Le respect de la tradition, de l’authenticité et du passé s’exprime à travers le costume. Porter le costume est plus qu’un art, c’est une façon d’être, une véritable passion, il permet de révéler la grâce, la féminité et la beauté des femmes de Provence. Mais le revêtir et se coiffer répond à des codes stricts. Chaque tenue témoigne de la personnalité de celle qui le porte et de la circonstance. Pour les travaux de tous les jours, on le portera en cotonnade assorti d’un fichu en indienne, pour les citadines on choisira le costume en ruban aux tissus soyeux, dentelles et bijoux, au fichu blanc en mousseline plié en triangle et tenant en place par le jeu de quatre épingles d’ou l’expression « tiré à quatre épingles ». Pour les grandes cérémonies, le costume en gansée s’imposera.
Du 18° siècle à nos jours le costume a beaucoup
 
évolué, mais fichu, manteau, eso de soie, sac, ombrelle et bijoux sont toujours l’apanage des belles arlésiennes. Quant au « ruban de testo », il demeure, malgré une évolution dans les motifs et les couleurs, rubans de taffetas ou rubans de velours aux couleurs chatoyantes, l’une des caractéristiques du costume de l’Arlésienne. A la fin du 19° siècle la mode régionale se meurt, Mistral refuse ce constat. Il lance alors un grand événement au cours duquel on remettra aux jeunes filles qui revêtent pour la première fois les atours traditionnels, une broche à l’effigie de son héroïne Mireille et un diplôme illustré par le peintre Léo Lelée. Ainsi naquit la fête du costume, le premier dimanche de juillet au théâtre antique d’Arles les plus somptueux costumes sont de sortie.
La Reine d’Arles, emblème de la ville a un rôle d’ambassadrice Aujourd’hui encore être Reine d’Arles ne relève pas du folklore, c’est une tradition, une façon de vivre qui se continue dans l’histoire.

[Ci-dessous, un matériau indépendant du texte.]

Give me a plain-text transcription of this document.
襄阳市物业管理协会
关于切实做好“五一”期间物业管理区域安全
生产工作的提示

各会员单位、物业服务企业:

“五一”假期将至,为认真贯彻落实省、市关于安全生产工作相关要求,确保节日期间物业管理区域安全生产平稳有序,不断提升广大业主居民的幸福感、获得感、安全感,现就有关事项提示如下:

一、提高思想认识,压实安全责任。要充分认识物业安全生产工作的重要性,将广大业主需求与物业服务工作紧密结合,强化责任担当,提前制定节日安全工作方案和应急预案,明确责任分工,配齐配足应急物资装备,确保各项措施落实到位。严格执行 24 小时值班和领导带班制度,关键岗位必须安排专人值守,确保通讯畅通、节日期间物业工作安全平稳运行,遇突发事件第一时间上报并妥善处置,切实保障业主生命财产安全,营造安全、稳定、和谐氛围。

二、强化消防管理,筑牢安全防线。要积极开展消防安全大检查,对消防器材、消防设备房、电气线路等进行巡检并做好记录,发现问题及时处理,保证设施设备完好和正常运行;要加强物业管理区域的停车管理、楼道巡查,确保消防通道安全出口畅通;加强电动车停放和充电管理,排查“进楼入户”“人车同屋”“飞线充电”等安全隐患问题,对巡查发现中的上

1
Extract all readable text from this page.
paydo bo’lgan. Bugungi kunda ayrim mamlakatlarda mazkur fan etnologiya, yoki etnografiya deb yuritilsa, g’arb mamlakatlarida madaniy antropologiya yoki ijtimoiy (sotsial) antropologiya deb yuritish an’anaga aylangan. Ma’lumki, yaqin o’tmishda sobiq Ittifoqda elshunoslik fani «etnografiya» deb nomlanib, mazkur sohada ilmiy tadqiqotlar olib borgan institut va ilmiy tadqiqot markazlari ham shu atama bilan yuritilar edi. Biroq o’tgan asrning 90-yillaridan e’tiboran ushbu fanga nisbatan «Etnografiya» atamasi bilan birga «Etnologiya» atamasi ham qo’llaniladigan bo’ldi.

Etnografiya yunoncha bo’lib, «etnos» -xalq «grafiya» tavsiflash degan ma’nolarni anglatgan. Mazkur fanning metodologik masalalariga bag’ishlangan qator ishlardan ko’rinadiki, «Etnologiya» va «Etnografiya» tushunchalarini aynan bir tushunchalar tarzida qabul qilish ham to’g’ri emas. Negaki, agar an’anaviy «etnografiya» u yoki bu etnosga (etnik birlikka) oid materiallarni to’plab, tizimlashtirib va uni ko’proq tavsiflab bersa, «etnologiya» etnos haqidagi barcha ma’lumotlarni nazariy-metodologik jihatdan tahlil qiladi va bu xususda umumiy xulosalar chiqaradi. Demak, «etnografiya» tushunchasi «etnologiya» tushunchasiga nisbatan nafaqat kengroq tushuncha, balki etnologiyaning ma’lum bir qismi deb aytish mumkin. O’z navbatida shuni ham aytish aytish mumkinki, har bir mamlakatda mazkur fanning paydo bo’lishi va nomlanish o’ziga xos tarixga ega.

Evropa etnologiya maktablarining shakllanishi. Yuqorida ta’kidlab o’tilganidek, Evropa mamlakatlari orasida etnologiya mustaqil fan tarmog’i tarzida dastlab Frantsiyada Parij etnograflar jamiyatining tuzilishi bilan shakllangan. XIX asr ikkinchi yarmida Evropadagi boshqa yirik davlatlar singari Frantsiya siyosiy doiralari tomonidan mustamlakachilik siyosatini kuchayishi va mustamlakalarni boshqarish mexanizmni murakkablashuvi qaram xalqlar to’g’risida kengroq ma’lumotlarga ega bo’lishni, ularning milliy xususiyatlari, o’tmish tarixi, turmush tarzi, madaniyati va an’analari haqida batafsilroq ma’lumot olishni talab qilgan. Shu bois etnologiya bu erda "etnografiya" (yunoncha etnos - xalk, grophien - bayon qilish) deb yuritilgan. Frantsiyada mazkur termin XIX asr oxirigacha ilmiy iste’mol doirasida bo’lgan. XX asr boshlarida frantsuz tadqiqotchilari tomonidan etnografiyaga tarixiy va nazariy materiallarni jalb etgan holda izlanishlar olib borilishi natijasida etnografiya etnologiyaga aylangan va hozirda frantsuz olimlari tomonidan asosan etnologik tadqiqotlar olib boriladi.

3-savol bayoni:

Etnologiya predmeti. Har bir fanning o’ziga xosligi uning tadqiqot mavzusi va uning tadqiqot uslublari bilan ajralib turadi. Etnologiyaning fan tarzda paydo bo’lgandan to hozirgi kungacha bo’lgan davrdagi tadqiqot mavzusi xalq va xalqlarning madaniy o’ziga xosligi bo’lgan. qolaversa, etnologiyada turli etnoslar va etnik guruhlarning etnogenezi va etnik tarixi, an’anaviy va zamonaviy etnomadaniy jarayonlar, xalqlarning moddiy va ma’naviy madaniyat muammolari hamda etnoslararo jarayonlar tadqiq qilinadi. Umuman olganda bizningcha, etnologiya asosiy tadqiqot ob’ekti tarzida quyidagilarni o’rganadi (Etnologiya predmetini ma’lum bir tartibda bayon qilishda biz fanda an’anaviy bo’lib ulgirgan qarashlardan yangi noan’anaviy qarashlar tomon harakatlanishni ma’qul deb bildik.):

Elle se doit de porter haut les couleurs de la ville, de la région et du costume, faire rayonner la langue, l’histoire et les traditions provençales. D’Angèle Vernet, la première Reine d’Arles élue en 1930 à Caroline Serre la XX°, élue le 1° mai dernier, elle est devenue au fil du temps le
 
symbole d’une culture, un monde où se côtoient le cheval et le taureau, la langue provençale et le costume traditionnel.
L’Arlésienne est une image unique, un mélange de mode adapté aux réalités d’une Provence fière de sa beauté et de ses différences. Mistral disait « Tant qu’auran lou riban e la capello lis arlatenco saran li pus bello ». Pour la reine d’Arles et ses six demoiselles d’honneur (une référence aux sept poètes fondateurs du Félibrige) c’est un honneur d’être élue, un véritable privilège dans lequel il faut savoir accepter les contraintes tout en profitant pleinement des moments merveilleux.